During Mike’s first year teaching at HKIS, he was assigned to lead a trip planting mango trees in Cambodia. On the trip, his students stayed at posh hotels, spent plenty of time in the pool, and got their hands just dirty enough planting a few mango trees to bank some volunteer hours for their college applications.
The experience didn’t sit well with Mike.
“The cognitive dissonance was too much for me to take,” he said.
Looking to challenge his students world view with an authentic experience and provide helpful work to needy communities along the way, Mike began taking service trips to CRO.
“Working at CRO gives my privileged students the opportunity to get out of their comfort zones long enough to have some pretty honest reflections about the material world they’ve surrounded themselves with, and what the pros and cons of that world are,” Mike said.
Initially, Mike and his students carried out manual labor tasks, installing water tanks and building swing sets. As life improved at the center, the need for these types of tasks reduced, and Mike’s project moved in a different direction.
Recently, teams of HKIS students have focused on empowering their friends at CRO with leadership skills and team building exercises, encouraging them to think of themselves as capable leaders who can change Cambodia for the better.
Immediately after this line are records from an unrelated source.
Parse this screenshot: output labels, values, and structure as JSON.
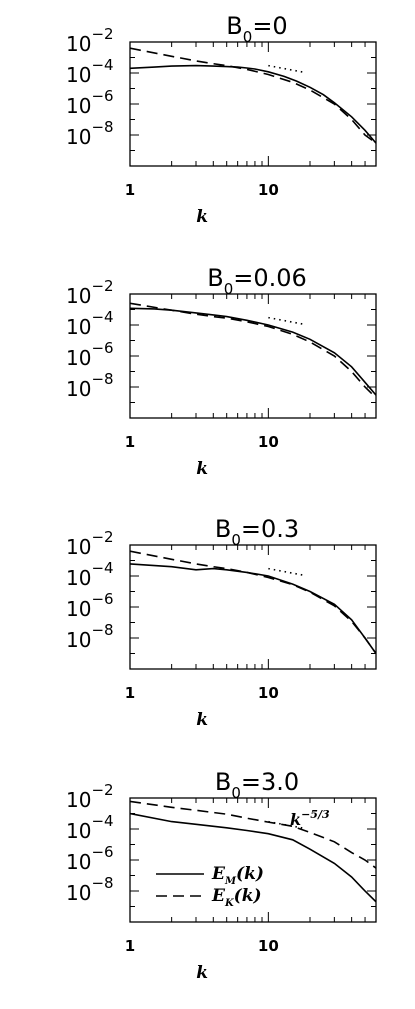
{
  "chart_data": [
    {
      "type": "line",
      "title_base": "B",
      "title_sub": "0",
      "title_value": "=0",
      "xlabel": "k",
      "ylabel": "",
      "x_scale": "log",
      "y_scale": "log",
      "xlim": [
        1,
        60
      ],
      "ylim": [
        1e-10,
        0.01
      ],
      "x_ticks": [
        {
          "value": 1,
          "label": "1"
        },
        {
          "value": 10,
          "label": "10"
        }
      ],
      "y_ticks": [
        {
          "value": 0.01,
          "base": "10",
          "exp": "−2"
        },
        {
          "value": 0.0001,
          "base": "10",
          "exp": "−4"
        },
        {
          "value": 1e-06,
          "base": "10",
          "exp": "−6"
        },
        {
          "value": 1e-08,
          "base": "10",
          "exp": "−8"
        }
      ],
      "reference_line": {
        "x": [
          10,
          18
        ],
        "y": [
          0.0003,
          0.000112
        ]
      },
      "series": [
        {
          "dash": "solid",
          "x": [
            1,
            1.5,
            2,
            3,
            4,
            5,
            6,
            7,
            8,
            10,
            13,
            16,
            20,
            25,
            30,
            40,
            50,
            60
          ],
          "y": [
            0.0002,
            0.00024,
            0.00028,
            0.0003,
            0.00028,
            0.00026,
            0.00024,
            0.00021,
            0.00018,
            0.00012,
            6e-05,
            3e-05,
            1.2e-05,
            4e-06,
            1.2e-06,
            1.5e-07,
            2e-08,
            3e-09
          ]
        },
        {
          "dash": "dashed",
          "x": [
            1,
            2,
            3,
            4,
            5,
            7,
            10,
            15,
            20,
            30,
            40,
            50,
            60
          ],
          "y": [
            0.004,
            0.0012,
            0.0006,
            0.0004,
            0.0003,
            0.00017,
            8e-05,
            2.5e-05,
            8e-06,
            1e-06,
            1e-07,
            1e-08,
            3e-09
          ]
        }
      ]
    },
    {
      "type": "line",
      "title_base": "B",
      "title_sub": "0",
      "title_value": "=0.06",
      "xlabel": "k",
      "ylabel": "",
      "x_scale": "log",
      "y_scale": "log",
      "xlim": [
        1,
        60
      ],
      "ylim": [
        1e-10,
        0.01
      ],
      "x_ticks": [
        {
          "value": 1,
          "label": "1"
        },
        {
          "value": 10,
          "label": "10"
        }
      ],
      "y_ticks": [
        {
          "value": 0.01,
          "base": "10",
          "exp": "−2"
        },
        {
          "value": 0.0001,
          "base": "10",
          "exp": "−4"
        },
        {
          "value": 1e-06,
          "base": "10",
          "exp": "−6"
        },
        {
          "value": 1e-08,
          "base": "10",
          "exp": "−8"
        }
      ],
      "reference_line": {
        "x": [
          10,
          18
        ],
        "y": [
          0.0003,
          0.000112
        ]
      },
      "series": [
        {
          "dash": "solid",
          "x": [
            1,
            1.5,
            2,
            3,
            4,
            5,
            7,
            10,
            15,
            20,
            30,
            40,
            50,
            60
          ],
          "y": [
            0.0012,
            0.0011,
            0.0009,
            0.0006,
            0.00045,
            0.00035,
            0.0002,
            0.0001,
            3.5e-05,
            1.2e-05,
            1.6e-06,
            2e-07,
            2e-08,
            3e-09
          ]
        },
        {
          "dash": "dashed",
          "x": [
            1,
            2,
            3,
            4,
            5,
            7,
            10,
            15,
            20,
            30,
            40,
            50,
            60
          ],
          "y": [
            0.0025,
            0.0009,
            0.0005,
            0.00035,
            0.00028,
            0.00016,
            8e-05,
            2.5e-05,
            8e-06,
            1e-06,
            1e-07,
            1e-08,
            2e-09
          ]
        }
      ]
    },
    {
      "type": "line",
      "title_base": "B",
      "title_sub": "0",
      "title_value": "=0.3",
      "xlabel": "k",
      "ylabel": "",
      "x_scale": "log",
      "y_scale": "log",
      "xlim": [
        1,
        60
      ],
      "ylim": [
        1e-10,
        0.01
      ],
      "x_ticks": [
        {
          "value": 1,
          "label": "1"
        },
        {
          "value": 10,
          "label": "10"
        }
      ],
      "y_ticks": [
        {
          "value": 0.01,
          "base": "10",
          "exp": "−2"
        },
        {
          "value": 0.0001,
          "base": "10",
          "exp": "−4"
        },
        {
          "value": 1e-06,
          "base": "10",
          "exp": "−6"
        },
        {
          "value": 1e-08,
          "base": "10",
          "exp": "−8"
        }
      ],
      "reference_line": {
        "x": [
          10,
          18
        ],
        "y": [
          0.0003,
          0.000112
        ]
      },
      "series": [
        {
          "dash": "solid",
          "x": [
            1,
            2,
            3,
            4,
            5,
            7,
            10,
            15,
            20,
            30,
            40,
            50,
            60
          ],
          "y": [
            0.0006,
            0.0004,
            0.00025,
            0.0003,
            0.00025,
            0.00017,
            0.0001,
            3e-05,
            1e-05,
            1.5e-06,
            1.5e-07,
            1e-08,
            1e-09
          ]
        },
        {
          "dash": "dashed",
          "x": [
            1,
            2,
            3,
            4,
            5,
            7,
            10,
            15,
            20,
            30,
            40,
            50,
            60
          ],
          "y": [
            0.004,
            0.0012,
            0.0006,
            0.0004,
            0.0003,
            0.00017,
            8e-05,
            2.8e-05,
            9e-06,
            1.2e-06,
            1.2e-07,
            1e-08,
            1e-09
          ]
        }
      ]
    },
    {
      "type": "line",
      "title_base": "B",
      "title_sub": "0",
      "title_value": "=3.0",
      "xlabel": "k",
      "ylabel": "",
      "x_scale": "log",
      "y_scale": "log",
      "xlim": [
        1,
        60
      ],
      "ylim": [
        1e-10,
        0.01
      ],
      "x_ticks": [
        {
          "value": 1,
          "label": "1"
        },
        {
          "value": 10,
          "label": "10"
        }
      ],
      "y_ticks": [
        {
          "value": 0.01,
          "base": "10",
          "exp": "−2"
        },
        {
          "value": 0.0001,
          "base": "10",
          "exp": "−4"
        },
        {
          "value": 1e-06,
          "base": "10",
          "exp": "−6"
        },
        {
          "value": 1e-08,
          "base": "10",
          "exp": "−8"
        }
      ],
      "reference_line": {
        "x": [
          10,
          18
        ],
        "y": [
          0.0003,
          0.000112
        ]
      },
      "annotation": {
        "base": "k",
        "exp": "−5/3"
      },
      "legend": {
        "placement": "bottom-left",
        "entries": [
          {
            "dash": "solid",
            "label_main": "E",
            "label_sub": "M",
            "label_tail": "(k)"
          },
          {
            "dash": "dashed",
            "label_main": "E",
            "label_sub": "K",
            "label_tail": "(k)"
          }
        ]
      },
      "series": [
        {
          "dash": "solid",
          "x": [
            1,
            2,
            3,
            5,
            7,
            10,
            15,
            20,
            30,
            40,
            50,
            60
          ],
          "y": [
            0.001,
            0.0003,
            0.0002,
            0.00012,
            8e-05,
            5e-05,
            2e-05,
            5e-06,
            6e-07,
            8e-08,
            1e-08,
            2e-09
          ]
        },
        {
          "dash": "dashed",
          "x": [
            1,
            2,
            3,
            5,
            7,
            10,
            15,
            20,
            30,
            40,
            50,
            60
          ],
          "y": [
            0.006,
            0.0025,
            0.0016,
            0.0009,
            0.0005,
            0.00028,
            0.00015,
            6e-05,
            1.5e-05,
            3e-06,
            1e-06,
            3e-07
          ]
        }
      ]
    }
  ]
}
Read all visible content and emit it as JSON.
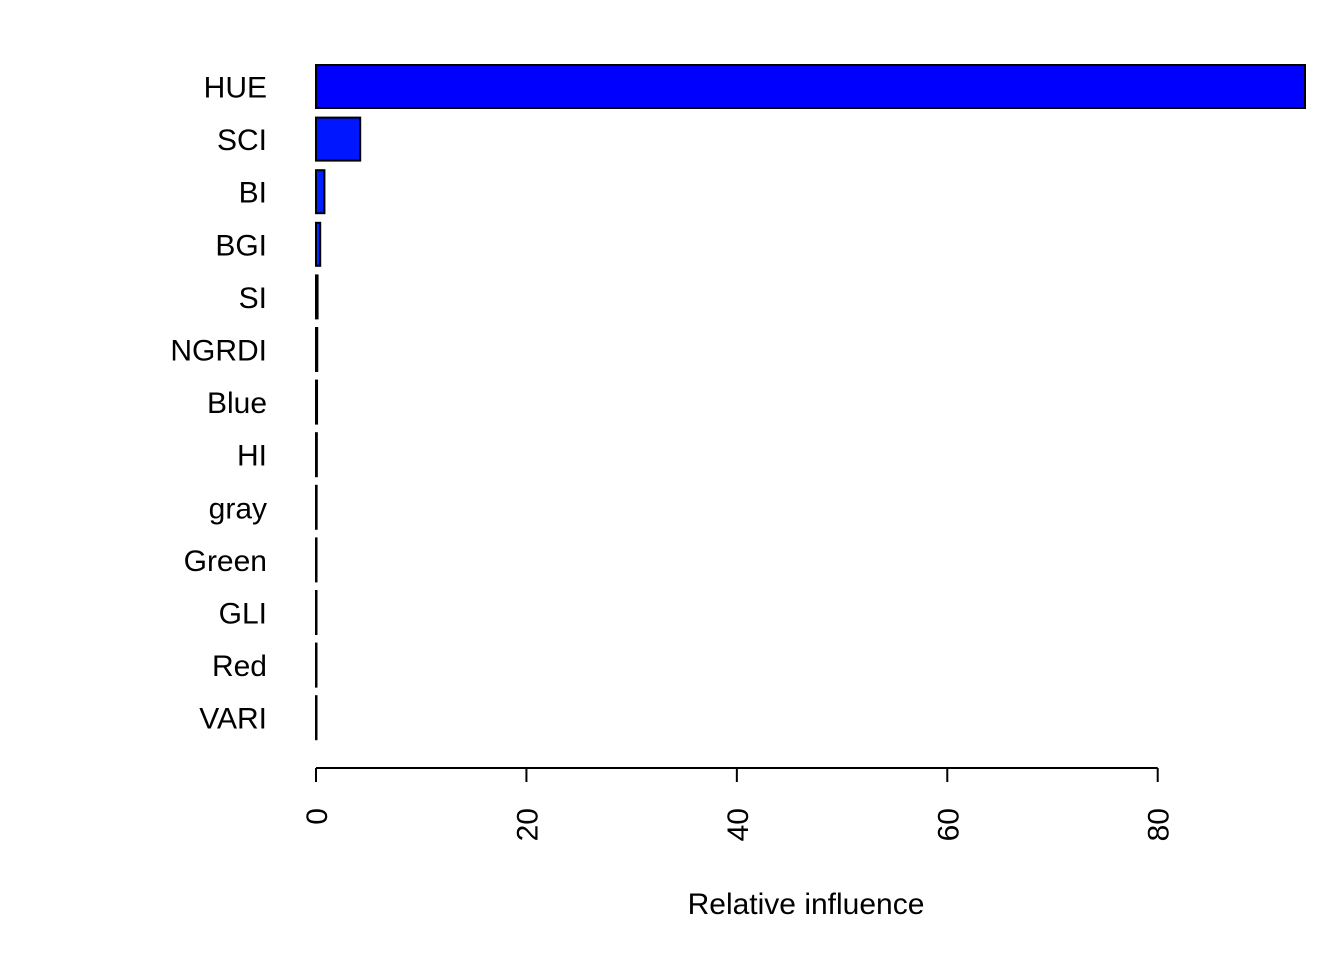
{
  "chart_data": {
    "type": "bar",
    "orientation": "horizontal",
    "categories": [
      "HUE",
      "SCI",
      "BI",
      "BGI",
      "SI",
      "NGRDI",
      "Blue",
      "HI",
      "gray",
      "Green",
      "GLI",
      "Red",
      "VARI"
    ],
    "values": [
      94.0,
      4.2,
      0.8,
      0.4,
      0.15,
      0.12,
      0.1,
      0.08,
      0.06,
      0.05,
      0.04,
      0.03,
      0.02
    ],
    "bar_colors": [
      "#0000ff",
      "#0016ff",
      "#0021ff",
      "#0029ff",
      "#002fff",
      "#0034ff",
      "#0038ff",
      "#003cff",
      "#003fff",
      "#0042ff",
      "#0045ff",
      "#0047ff",
      "#004aff"
    ],
    "xlim": [
      0,
      94
    ],
    "x_ticks": [
      0,
      20,
      40,
      60,
      80
    ],
    "x_tick_labels": [
      "0",
      "20",
      "40",
      "60",
      "80"
    ],
    "xlabel": "Relative influence",
    "ylabel": "",
    "title": "",
    "grid": false,
    "legend": "none"
  }
}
“As [CRO] has improved to a standard of living that doesn’t require material elements to improve anymore, our trips have transferred more towards doing team building exercises,” said Mike. “That started when CRO organized groups of students for doing chores. We took those same teams and organized Olympic events to help strengthen their chore team within CRO itself. As that has continued to develop, it has become more and more team building and more and more intentional to the point that we now have older students at the center that we want to encourage not only as leaders of those teams but also as leaders of Cambodia.”
For these older CRO students, leading HKIS students in teaching younger Cambodian children conversational English was the perfect opportunity for empowerment. Each of the nine CRO students proved to be great teachers, and the joy they derived in leading the classroom and organizing activities for Vacation Bible School day camp on a nearby beach the next day was evident in their excited smiles and thorough exhaustion.
CWEF has greatly enjoyed working with Mike and his HKIS students over the last six years. We hope to continue to aid in the logistics of the HKIS service trips, and we look forward to our continued relationship with HKIS as a whole.